Zoe smiled. “Sorry,” she said. “It’s a bit of a madhouse here.”
It didn’t look like a madhouse, Lissa thought. It looked lovely. A fire burned in the big kitchen grate and a large dog was wandering about aimlessly, and there were pictures on the wall and music blaring and a stew on the stove, and she couldn’t help herself feeling envious all of a sudden.
“You like it here, then?” she said.
“Oh yes,” said Zoe, sounding heartfelt. “Oh yes, I really do.”
She saw Lissa’s face.
“But it took a while, I promise.”
“I’m only here for a bit. But I like it too!”

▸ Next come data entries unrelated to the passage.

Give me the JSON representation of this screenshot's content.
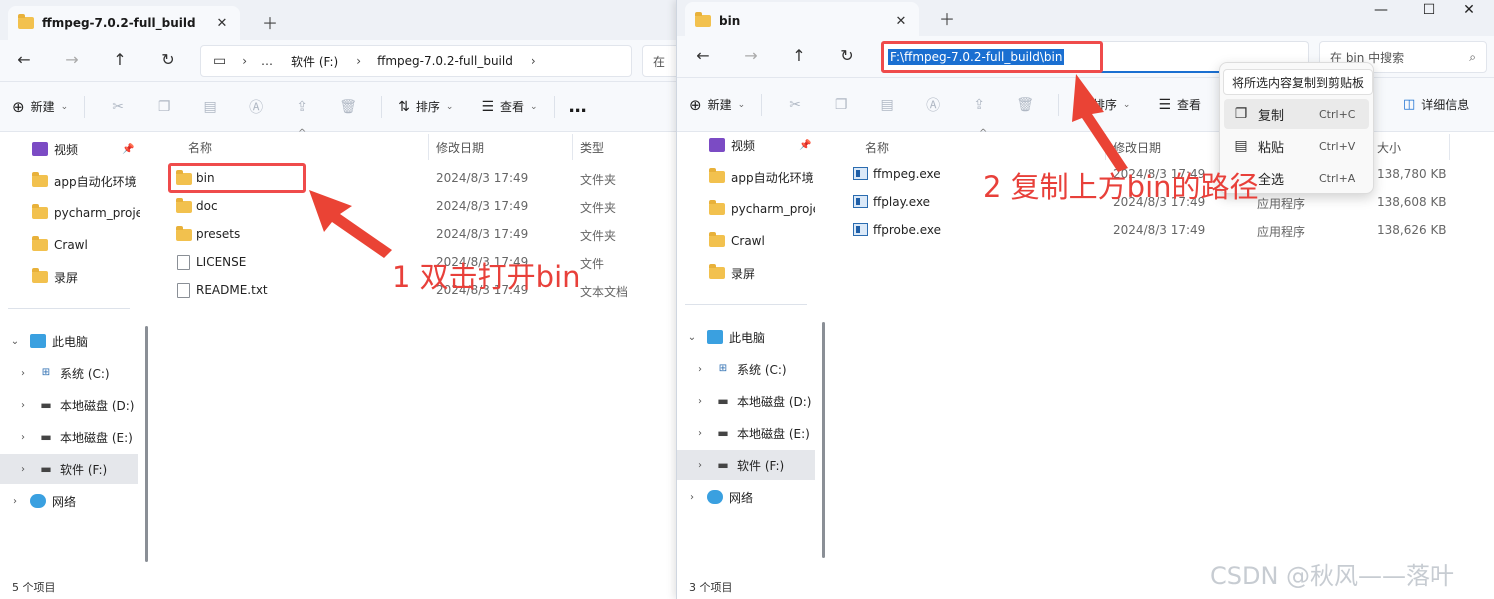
{
  "left": {
    "tab_title": "ffmpeg-7.0.2-full_build",
    "breadcrumb": [
      "软件 (F:)",
      "ffmpeg-7.0.2-full_build"
    ],
    "breadcrumb_more": "…",
    "search_placeholder": "在",
    "toolbar": {
      "new": "新建",
      "sort": "排序",
      "view": "查看",
      "more": "…"
    },
    "sidebar": {
      "quick": [
        {
          "label": "视频",
          "icon": "video-folder-icon",
          "pinned": true
        },
        {
          "label": "app自动化环境",
          "icon": "folder-icon"
        },
        {
          "label": "pycharm_proje",
          "icon": "folder-icon"
        },
        {
          "label": "Crawl",
          "icon": "folder-icon"
        },
        {
          "label": "录屏",
          "icon": "folder-icon"
        }
      ],
      "this_pc": "此电脑",
      "drives": [
        "系统 (C:)",
        "本地磁盘 (D:)",
        "本地磁盘 (E:)",
        "软件 (F:)"
      ],
      "network": "网络"
    },
    "columns": [
      "名称",
      "修改日期",
      "类型"
    ],
    "files": [
      {
        "name": "bin",
        "date": "2024/8/3 17:49",
        "type": "文件夹",
        "kind": "folder"
      },
      {
        "name": "doc",
        "date": "2024/8/3 17:49",
        "type": "文件夹",
        "kind": "folder"
      },
      {
        "name": "presets",
        "date": "2024/8/3 17:49",
        "type": "文件夹",
        "kind": "folder"
      },
      {
        "name": "LICENSE",
        "date": "2024/8/3 17:49",
        "type": "文件",
        "kind": "file"
      },
      {
        "name": "README.txt",
        "date": "2024/8/3 17:49",
        "type": "文本文档",
        "kind": "file"
      }
    ],
    "status": "5 个项目"
  },
  "right": {
    "tab_title": "bin",
    "address_path": "F:\\ffmpeg-7.0.2-full_build\\bin",
    "search_placeholder": "在 bin 中搜索",
    "toolbar": {
      "new": "新建",
      "sort": "排序",
      "view": "查看",
      "details": "详细信息"
    },
    "sidebar": {
      "quick": [
        {
          "label": "视频",
          "icon": "video-folder-icon",
          "pinned": true
        },
        {
          "label": "app自动化环境",
          "icon": "folder-icon"
        },
        {
          "label": "pycharm_proje",
          "icon": "folder-icon"
        },
        {
          "label": "Crawl",
          "icon": "folder-icon"
        },
        {
          "label": "录屏",
          "icon": "folder-icon"
        }
      ],
      "this_pc": "此电脑",
      "drives": [
        "系统 (C:)",
        "本地磁盘 (D:)",
        "本地磁盘 (E:)",
        "软件 (F:)"
      ],
      "network": "网络"
    },
    "columns": [
      "名称",
      "修改日期",
      "大小"
    ],
    "files": [
      {
        "name": "ffmpeg.exe",
        "date": "2024/8/3 17:49",
        "type": "应用程序",
        "size": "138,780 KB"
      },
      {
        "name": "ffplay.exe",
        "date": "2024/8/3 17:49",
        "type": "应用程序",
        "size": "138,608 KB"
      },
      {
        "name": "ffprobe.exe",
        "date": "2024/8/3 17:49",
        "type": "应用程序",
        "size": "138,626 KB"
      }
    ],
    "status": "3 个项目"
  },
  "context_menu": {
    "tooltip": "将所选内容复制到剪贴板",
    "items": [
      {
        "label": "复制",
        "shortcut": "Ctrl+C",
        "icon": "copy-icon"
      },
      {
        "label": "粘贴",
        "shortcut": "Ctrl+V",
        "icon": "paste-icon"
      },
      {
        "label": "全选",
        "shortcut": "Ctrl+A",
        "icon": ""
      }
    ]
  },
  "annotations": {
    "step1": "1 双击打开bin",
    "step2": "2 复制上方bin的路径",
    "color": "#e8403a"
  },
  "watermark": "CSDN @秋风——落叶"
}
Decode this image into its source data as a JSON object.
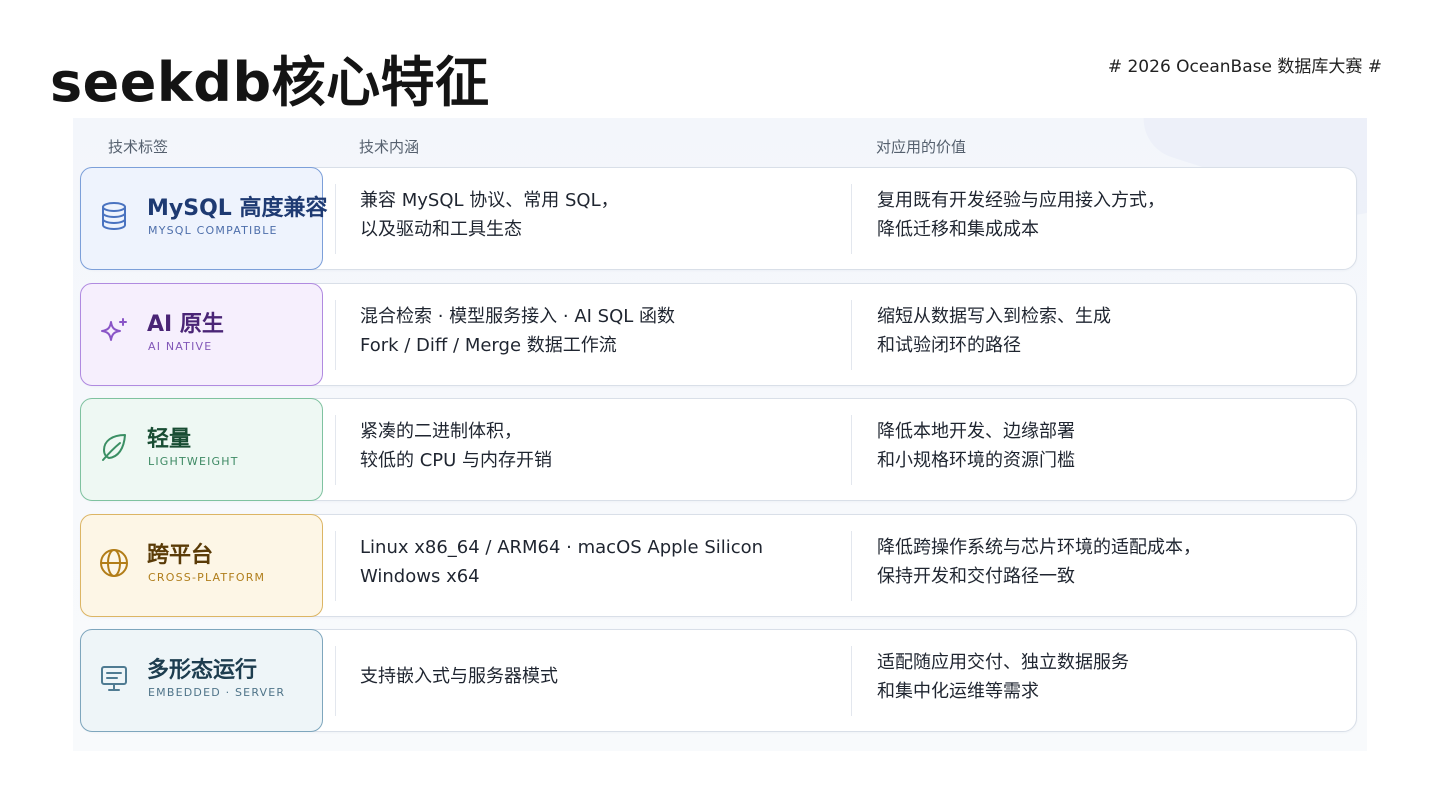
{
  "header": {
    "title": "seekdb核心特征",
    "event_tag": "# 2026 OceanBase 数据库大赛 #"
  },
  "columns": {
    "tag": "技术标签",
    "meaning": "技术内涵",
    "value": "对应用的价值"
  },
  "rows": [
    {
      "title": "MySQL 高度兼容",
      "subtitle": "MYSQL COMPATIBLE",
      "icon": "database-icon",
      "meaning": [
        "兼容 MySQL 协议、常用 SQL，",
        "以及驱动和工具生态"
      ],
      "value": [
        "复用既有开发经验与应用接入方式，",
        "降低迁移和集成成本"
      ],
      "colors": {
        "bg": "#eef3fd",
        "border": "#7c9fd9",
        "title": "#1e3a72",
        "sub": "#4e6fab",
        "icon": "#4a73c0"
      }
    },
    {
      "title": "AI 原生",
      "subtitle": "AI NATIVE",
      "icon": "sparkle-icon",
      "meaning": [
        "混合检索 · 模型服务接入 · AI SQL 函数",
        "Fork / Diff / Merge 数据工作流"
      ],
      "value": [
        "缩短从数据写入到检索、生成",
        "和试验闭环的路径"
      ],
      "colors": {
        "bg": "#f6effd",
        "border": "#b08ae0",
        "title": "#4a2576",
        "sub": "#8258b8",
        "icon": "#8a55c7"
      }
    },
    {
      "title": "轻量",
      "subtitle": "LIGHTWEIGHT",
      "icon": "leaf-icon",
      "meaning": [
        "紧凑的二进制体积，",
        "较低的 CPU 与内存开销"
      ],
      "value": [
        "降低本地开发、边缘部署",
        "和小规格环境的资源门槛"
      ],
      "colors": {
        "bg": "#eef8f3",
        "border": "#7fc2a0",
        "title": "#184d33",
        "sub": "#3e8a64",
        "icon": "#3b8f64"
      }
    },
    {
      "title": "跨平台",
      "subtitle": "CROSS-PLATFORM",
      "icon": "globe-icon",
      "meaning": [
        "Linux x86_64 / ARM64 · macOS Apple Silicon",
        "Windows x64"
      ],
      "value": [
        "降低跨操作系统与芯片环境的适配成本，",
        "保持开发和交付路径一致"
      ],
      "colors": {
        "bg": "#fdf6e6",
        "border": "#dcb564",
        "title": "#5a3b07",
        "sub": "#b07e1c",
        "icon": "#b27d18"
      }
    },
    {
      "title": "多形态运行",
      "subtitle": "EMBEDDED · SERVER",
      "icon": "monitor-icon",
      "meaning": [
        "支持嵌入式与服务器模式"
      ],
      "value": [
        "适配随应用交付、独立数据服务",
        "和集中化运维等需求"
      ],
      "colors": {
        "bg": "#eef5f8",
        "border": "#7ea6bd",
        "title": "#1d3d4f",
        "sub": "#4f7489",
        "icon": "#4f7b92"
      }
    }
  ]
}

“Well, try and enjoy it,” said Zoe, laughing. “Right, shall we move them somewhere slightly more hygienic than a kitchen with a dog in it and flour everywh
ere?”
They pushed open the door to a beautiful sitting room lined with books, and Zoe sat all the children on a slippery ottoman.
“Ramsay!” she yelled up the stairway, and just about the tallest man Lissa had ever seen came downstairs and draped his arms over Zoe’s shoulders.
“Ah,” he said, looking embarrassed. “Yes. I’ve been meaning to . . . yes. Well.”
“Have you got their red books?” asked Lissa.
The very tall man frowned. “Ah. The thing is . . . I have about ten thousand books, and, well, I’m not . . .”
Lissa produced three new health books from her bag—Hari’s was in perfect order—and made Zoe and Ramsay fill them all in while the children shifted uncomfortably and Patrick attempted to get into a kicking match with Mary, who finally grabbed a book off a shelf and moved to the window seat to ignore him.
“Shall I put both twins down on the one form?” asked Ramsay wryly as he filled in the forms, and Zoe shot him a look.
“Stop it! You’re making everything worse.”
“Yes, twins,” announced Patrick, and the boys started marching around the room singing a loud song as Zoe gave Ramsay an “I told you so” look.
“Okay, okay,” said Lissa, checking the syringes. “We’re ready.”
Silence fell on the cheery room. Sighing, Shackleton rolled up his sleeve. Everyone watched him as he stoically endured the double injections. Patrick and Hari looked at each other.
“Shackleton’s nae greetin’,” said Hari in his low growl.
“Shackleton isn’t greetin’,” said Zoe automatically. “I mean crying. Shackleton isn’t crying. Seriously. Your dad isn’t going to be able to understand you.”
“Naw, he willnae.”
Patrick had pulled up his T-shirt sleeve and was presenting his arm with the air of a doomed soldier facing the firing squad.
“I will absolutely not cry,” he said, screwing up his little face.
Hari watched with interest, then, after it was done, went up and gently wiped away the tear from Patrick’s eye then, curiously, licked it.